According to this article, it is only recently that intellectual property is being addressed from a human rights perspective. Yet, the human right to the protection of intellectual property dates back 50 years to the basic human rights text - the Declaration on Human Rights of 1948. This right was included under Article 15 of the International Covenant on Economic, Social and Cultural Rights. The monitoring committee of the Covenant recently began to examine this article as a means of exploring the human rights dimensions of the protection of intellectual property. In order to speak about the human rights implications of IPP of pharmaceuticals, it is necessary to focus on the question of access to HIV treatments. This article develops the three most important questions: why access to anti-HIV treatment should be considered as a human rights issue; what would define a human rights approach to the IPP framework; and can IPP be considered as consistent with state obligations established under international human rights law.
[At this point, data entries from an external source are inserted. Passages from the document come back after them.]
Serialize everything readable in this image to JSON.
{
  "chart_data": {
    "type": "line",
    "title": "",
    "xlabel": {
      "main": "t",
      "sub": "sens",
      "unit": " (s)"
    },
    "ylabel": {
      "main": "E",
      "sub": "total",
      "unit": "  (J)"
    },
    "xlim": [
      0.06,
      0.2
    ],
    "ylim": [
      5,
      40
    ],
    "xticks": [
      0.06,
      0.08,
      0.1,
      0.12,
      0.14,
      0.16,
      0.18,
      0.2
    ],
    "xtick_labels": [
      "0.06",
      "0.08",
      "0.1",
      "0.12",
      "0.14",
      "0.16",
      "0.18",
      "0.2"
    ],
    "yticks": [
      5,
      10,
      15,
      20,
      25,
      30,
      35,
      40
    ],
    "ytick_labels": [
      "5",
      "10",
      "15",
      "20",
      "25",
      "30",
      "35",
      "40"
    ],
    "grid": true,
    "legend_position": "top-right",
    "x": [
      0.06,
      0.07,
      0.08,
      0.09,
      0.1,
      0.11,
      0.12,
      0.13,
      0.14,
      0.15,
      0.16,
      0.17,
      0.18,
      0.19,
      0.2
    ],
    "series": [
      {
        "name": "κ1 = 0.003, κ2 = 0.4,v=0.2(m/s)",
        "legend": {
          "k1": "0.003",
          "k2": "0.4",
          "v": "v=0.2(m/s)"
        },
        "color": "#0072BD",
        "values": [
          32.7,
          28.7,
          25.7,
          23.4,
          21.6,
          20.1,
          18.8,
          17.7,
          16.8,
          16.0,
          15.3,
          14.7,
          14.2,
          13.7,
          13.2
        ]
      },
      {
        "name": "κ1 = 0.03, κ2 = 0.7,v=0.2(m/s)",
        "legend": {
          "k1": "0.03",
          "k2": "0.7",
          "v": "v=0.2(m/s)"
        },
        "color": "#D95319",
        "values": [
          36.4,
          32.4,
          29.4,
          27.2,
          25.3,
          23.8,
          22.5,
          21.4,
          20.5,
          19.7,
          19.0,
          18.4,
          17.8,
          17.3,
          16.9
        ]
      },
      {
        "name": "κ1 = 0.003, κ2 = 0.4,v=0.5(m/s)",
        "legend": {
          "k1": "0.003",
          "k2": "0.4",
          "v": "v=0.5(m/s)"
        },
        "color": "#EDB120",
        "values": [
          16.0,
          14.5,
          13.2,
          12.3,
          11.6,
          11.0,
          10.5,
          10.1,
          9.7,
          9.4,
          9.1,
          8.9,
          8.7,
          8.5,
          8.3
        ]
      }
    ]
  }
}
WHO. 25 questions & answers on health and human rights. Geneva, WHO Health & Human Rights Publication Series, Issue No.1, July 2002.
This is the first issue of a WHO series specifically focused on a rights-based approach to health topics. This publication seeks to clarify some key concepts and notions critical for a better understanding of the right to health and its implications for policy makers, health workers and patients alike. What are human rights and how health care can be effectively framed within them is one of the questions that find an answer in this publication, which is intended to be used as an education tool and an advocacy resource. It offers brief, concise explanations about each concept providing a non-specialized reader with a comprehensive view of what is implied by a rights-based approach to health. It represents a clear sign of WHO's commitment to the promotion of the human right to health, understood as a fundamental and universal human right.
Wojahn PL. A conflict of rights: intellectual property under TRIPS, the right to health and AIDS drugs. UCLA Journal of International Law and Foreign Affairs, Fall-Winter 2001-2002, 463-497.
Modelled on the intellectual property laws of the United States of America, the TRIPS Agreement established global standards for stringent protection of patents for new pharmaceutical developments. Stringent IPR, however, are in direct conflict with the international right to health, established by the International Covenant on Economic, Social and Cultural Rights, ratified by over 130 countries. The Covenant specifically states that the right to health requires states-parties to take the necessary steps for the "prevention, treatment and control of epidemic, endemic, occupational and other diseases" and "the creation of conditions which would assure to all medical service and medical attention in the event of sickness". Strict protection of IPR raises the price of pharmaceuticals, blocking access to these drugs for many people in developing countries who need them to survive. Certain provisions of the TRIPS Agreement, however, allow countries, in cases of national emergency, to permit private manufacturers to produce generics, subject to certain conditions, through compulsory licensing. In addition, countries can use parallel importation or importation of competing, generic goods from other countries, to provide cheaper access to life-saving drugs. Although there are many uncertainties in TRIPS relating to when and under what conditions compulsory licensing and parallel importation are permitted, the whole framework can be interpreted to allow these strategies in order to provide greater access to, for instance, antiretroviral drugs. This article explores an interpretation of TRIPS which would comply with the right to health, while examining whether the exceptions to strict IPP will adequately address the need of developing countries to provide the medical resources required by the right to health.